Bizimana Francois, a Rwandan refugee who lives and works in the Dagoretti district of Nairobi, Kenya, loves music.  In 2013 his passion won him the United Nations Plural+ International Jury Award (and $1,000) for a song and video he made about his experience. Unfortunately, he couldn’t travel to the New York awards ceremony as he has no documentation. Francois also runs a business making mandazi, a local snack, after having received vocational training from the RIJ-funded Refugee Engagement and Empowerment Project.  Francois runs the small business with his cousin Otto and even employs two Kenyans to assist with distribution. Francois is a true role model for others, showing the potential of young refugees to overcome obstacles and become positive agents of social change in their communities.

The Refugee Engagement and Empowerment Project, which is implemented locally by Caritas Nairobi, focuses on refugees who are living in the city as opposed to camps.  Urban refugees live without the same protections as people living in a refugee camp, which can make life in Nairobi complicated. Despite this, refugees often choose to live in the city if they have special health needs or expect to have better access to services and employment opportunities. Unfortunately, they often find the opposite and are vulnerable to abuse and exploitation.

The goal of the Project is to help refugees re-establish livelihoods through education, vocational skills training, and language training. Recipients receive instruction on planning and organization of micro-enterprises, obtaining micro-credit, and finance management. By focusing on industries such as catering/food preparation, hairdressing, and tailoring, the ultimate goal is to empower refugees to develop small scale businesses, thus contributing to the local economy. In 2015, the programme benefited 60 refugees. And in the long-term, it is estimated to benefit 300 or more people indirectly, through family support, employment, and community development.

RIJ’s role is to raise funds globally to implement projects locally. Our mission focuses on improving the health, education, and economic livelihoods of people displaced by conflict around the world.

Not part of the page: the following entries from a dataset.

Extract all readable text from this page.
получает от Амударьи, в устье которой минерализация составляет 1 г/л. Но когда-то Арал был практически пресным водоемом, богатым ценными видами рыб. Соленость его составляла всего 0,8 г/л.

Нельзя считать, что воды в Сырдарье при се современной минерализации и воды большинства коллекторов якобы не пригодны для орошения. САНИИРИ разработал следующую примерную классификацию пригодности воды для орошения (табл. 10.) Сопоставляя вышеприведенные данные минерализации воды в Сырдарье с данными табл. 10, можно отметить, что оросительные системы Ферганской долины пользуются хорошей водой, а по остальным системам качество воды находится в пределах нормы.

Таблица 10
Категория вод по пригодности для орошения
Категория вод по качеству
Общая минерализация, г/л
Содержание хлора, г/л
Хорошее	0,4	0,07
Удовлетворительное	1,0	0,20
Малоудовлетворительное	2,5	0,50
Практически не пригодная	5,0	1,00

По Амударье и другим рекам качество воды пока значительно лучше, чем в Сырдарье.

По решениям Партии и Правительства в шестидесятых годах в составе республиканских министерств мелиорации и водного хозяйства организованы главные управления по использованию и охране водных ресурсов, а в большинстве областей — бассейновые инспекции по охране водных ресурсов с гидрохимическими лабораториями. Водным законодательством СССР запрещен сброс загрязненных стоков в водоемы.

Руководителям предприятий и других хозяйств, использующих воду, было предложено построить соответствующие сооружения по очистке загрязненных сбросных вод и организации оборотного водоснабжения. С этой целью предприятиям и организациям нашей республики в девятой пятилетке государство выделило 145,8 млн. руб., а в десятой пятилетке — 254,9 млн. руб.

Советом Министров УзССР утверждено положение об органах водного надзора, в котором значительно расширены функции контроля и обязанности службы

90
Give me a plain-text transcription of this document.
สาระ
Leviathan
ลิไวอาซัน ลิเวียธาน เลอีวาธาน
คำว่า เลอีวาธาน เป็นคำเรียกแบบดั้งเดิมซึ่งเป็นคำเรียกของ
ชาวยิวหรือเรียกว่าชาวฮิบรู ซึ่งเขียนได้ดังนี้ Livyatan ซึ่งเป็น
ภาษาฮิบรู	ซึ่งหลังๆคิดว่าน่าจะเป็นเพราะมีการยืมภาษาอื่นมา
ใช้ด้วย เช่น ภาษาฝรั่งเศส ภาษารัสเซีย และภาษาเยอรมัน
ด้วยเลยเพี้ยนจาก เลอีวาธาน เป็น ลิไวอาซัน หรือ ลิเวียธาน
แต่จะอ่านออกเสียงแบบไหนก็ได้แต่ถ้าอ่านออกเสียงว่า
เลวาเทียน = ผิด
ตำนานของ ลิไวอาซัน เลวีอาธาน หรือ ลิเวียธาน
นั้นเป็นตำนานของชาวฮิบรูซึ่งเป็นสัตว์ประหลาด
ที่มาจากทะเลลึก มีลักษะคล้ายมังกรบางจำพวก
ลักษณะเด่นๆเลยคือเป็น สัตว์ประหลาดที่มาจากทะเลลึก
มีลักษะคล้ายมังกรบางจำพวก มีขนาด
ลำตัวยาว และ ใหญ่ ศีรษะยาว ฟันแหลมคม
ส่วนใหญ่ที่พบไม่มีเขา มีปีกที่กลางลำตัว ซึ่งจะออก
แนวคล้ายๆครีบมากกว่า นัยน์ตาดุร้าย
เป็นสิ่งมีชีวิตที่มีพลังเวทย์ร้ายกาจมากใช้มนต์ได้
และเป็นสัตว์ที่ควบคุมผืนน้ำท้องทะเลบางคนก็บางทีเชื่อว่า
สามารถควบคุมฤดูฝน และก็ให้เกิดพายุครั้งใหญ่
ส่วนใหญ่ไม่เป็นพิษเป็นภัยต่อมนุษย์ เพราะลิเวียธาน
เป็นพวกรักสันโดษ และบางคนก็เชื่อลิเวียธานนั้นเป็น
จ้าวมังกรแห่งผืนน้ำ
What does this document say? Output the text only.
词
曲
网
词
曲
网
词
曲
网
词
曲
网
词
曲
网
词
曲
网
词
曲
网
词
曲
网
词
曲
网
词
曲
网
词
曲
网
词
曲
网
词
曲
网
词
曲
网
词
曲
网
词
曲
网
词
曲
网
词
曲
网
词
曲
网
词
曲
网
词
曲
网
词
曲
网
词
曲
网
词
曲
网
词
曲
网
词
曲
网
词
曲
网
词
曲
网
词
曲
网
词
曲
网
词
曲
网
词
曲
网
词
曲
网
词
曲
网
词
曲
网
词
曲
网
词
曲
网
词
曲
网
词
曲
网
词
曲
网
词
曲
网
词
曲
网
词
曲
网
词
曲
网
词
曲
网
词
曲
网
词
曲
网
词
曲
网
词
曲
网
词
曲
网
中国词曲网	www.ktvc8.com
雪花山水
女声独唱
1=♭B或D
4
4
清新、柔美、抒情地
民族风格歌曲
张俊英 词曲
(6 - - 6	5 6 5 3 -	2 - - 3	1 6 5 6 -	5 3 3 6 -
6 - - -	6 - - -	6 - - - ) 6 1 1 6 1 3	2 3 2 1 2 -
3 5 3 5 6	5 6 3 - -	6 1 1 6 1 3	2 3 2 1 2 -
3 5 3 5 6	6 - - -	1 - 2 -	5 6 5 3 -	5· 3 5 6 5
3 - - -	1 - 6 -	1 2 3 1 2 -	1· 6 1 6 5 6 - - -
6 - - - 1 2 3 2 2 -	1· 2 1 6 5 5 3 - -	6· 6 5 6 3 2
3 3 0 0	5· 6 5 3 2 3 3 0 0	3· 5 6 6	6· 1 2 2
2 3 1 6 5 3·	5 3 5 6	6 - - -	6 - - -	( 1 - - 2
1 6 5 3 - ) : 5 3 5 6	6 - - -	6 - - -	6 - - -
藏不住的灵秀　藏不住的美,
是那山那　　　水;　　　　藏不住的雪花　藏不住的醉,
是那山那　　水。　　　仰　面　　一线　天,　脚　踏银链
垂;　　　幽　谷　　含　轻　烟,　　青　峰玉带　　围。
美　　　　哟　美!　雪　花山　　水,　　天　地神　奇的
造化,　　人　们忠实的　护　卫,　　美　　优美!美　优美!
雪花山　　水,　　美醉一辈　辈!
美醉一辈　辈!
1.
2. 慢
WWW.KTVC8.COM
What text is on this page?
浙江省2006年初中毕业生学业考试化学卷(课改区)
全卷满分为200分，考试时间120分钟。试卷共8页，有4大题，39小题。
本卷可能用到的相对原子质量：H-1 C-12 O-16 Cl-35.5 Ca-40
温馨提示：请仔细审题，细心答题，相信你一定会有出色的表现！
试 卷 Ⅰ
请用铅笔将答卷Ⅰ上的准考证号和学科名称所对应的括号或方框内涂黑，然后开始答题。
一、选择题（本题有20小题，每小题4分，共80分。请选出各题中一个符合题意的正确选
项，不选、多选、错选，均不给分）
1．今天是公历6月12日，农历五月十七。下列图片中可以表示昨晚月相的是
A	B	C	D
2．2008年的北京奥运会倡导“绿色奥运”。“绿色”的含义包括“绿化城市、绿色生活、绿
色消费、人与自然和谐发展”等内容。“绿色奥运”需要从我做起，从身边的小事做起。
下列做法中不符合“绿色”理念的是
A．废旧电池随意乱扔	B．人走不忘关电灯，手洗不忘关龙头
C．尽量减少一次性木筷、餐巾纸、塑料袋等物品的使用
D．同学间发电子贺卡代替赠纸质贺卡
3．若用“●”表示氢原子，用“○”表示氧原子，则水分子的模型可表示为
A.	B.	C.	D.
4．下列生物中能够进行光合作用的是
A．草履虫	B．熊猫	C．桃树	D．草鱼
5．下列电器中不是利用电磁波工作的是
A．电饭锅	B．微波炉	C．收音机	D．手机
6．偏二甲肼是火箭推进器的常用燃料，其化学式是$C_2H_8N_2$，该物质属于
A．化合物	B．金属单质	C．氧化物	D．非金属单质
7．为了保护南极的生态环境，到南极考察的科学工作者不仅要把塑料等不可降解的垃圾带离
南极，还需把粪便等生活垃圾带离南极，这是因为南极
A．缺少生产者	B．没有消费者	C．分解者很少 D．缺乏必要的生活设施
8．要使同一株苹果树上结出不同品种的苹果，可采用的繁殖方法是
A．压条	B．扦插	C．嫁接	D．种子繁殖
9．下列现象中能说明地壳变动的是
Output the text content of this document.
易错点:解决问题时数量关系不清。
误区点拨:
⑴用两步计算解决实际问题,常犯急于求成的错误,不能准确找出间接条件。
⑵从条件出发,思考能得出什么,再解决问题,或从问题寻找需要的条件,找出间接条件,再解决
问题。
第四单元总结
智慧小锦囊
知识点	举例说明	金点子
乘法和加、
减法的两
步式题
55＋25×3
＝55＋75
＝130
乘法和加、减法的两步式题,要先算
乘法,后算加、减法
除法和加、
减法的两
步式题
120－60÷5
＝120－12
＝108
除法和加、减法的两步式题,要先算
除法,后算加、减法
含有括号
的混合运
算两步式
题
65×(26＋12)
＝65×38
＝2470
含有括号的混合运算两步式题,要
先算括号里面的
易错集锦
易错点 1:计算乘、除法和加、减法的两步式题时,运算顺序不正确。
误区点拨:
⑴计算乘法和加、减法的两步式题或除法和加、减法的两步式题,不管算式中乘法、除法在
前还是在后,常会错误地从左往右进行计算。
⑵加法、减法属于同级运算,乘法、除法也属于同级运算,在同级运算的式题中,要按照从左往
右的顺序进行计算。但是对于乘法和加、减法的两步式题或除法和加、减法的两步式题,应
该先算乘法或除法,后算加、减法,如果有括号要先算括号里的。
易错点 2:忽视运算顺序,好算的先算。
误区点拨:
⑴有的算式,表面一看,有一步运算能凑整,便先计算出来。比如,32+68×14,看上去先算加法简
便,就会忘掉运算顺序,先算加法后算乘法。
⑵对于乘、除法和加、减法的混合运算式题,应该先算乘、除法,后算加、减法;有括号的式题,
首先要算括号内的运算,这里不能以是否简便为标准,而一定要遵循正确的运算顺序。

RIJ rebuilds lives by channeling funding to community-led projects, implemented by experienced organizations working in the field. Our philosophy is to support refugees within their same culture or a culture very similar to their own; with the ultimate goal of a safe and dignified return home. Most refugees want to stay near their home region to be near friends and relatives – they do not want to flee far. When refugees are given dignity, independence, and a sense of achievement, they are more likely to integrate and contribute positively to their host communities.

Francois is just one example of how refugees can build a better life for themselves and live independently of support. He is motivated, achieving stable income, and is proud of what he is doing. RIJ has worked with refugees like Francois for over 35 years. Your donation ensures we can continue providing refugees with opportunities to build a better future. Your support is even more powerful when you sign-up for a recurring monthly donation via Global Giving. As little as $25 per month can fund English language training for up to 12 Refugee Engagement and Empowerment Project recipients. 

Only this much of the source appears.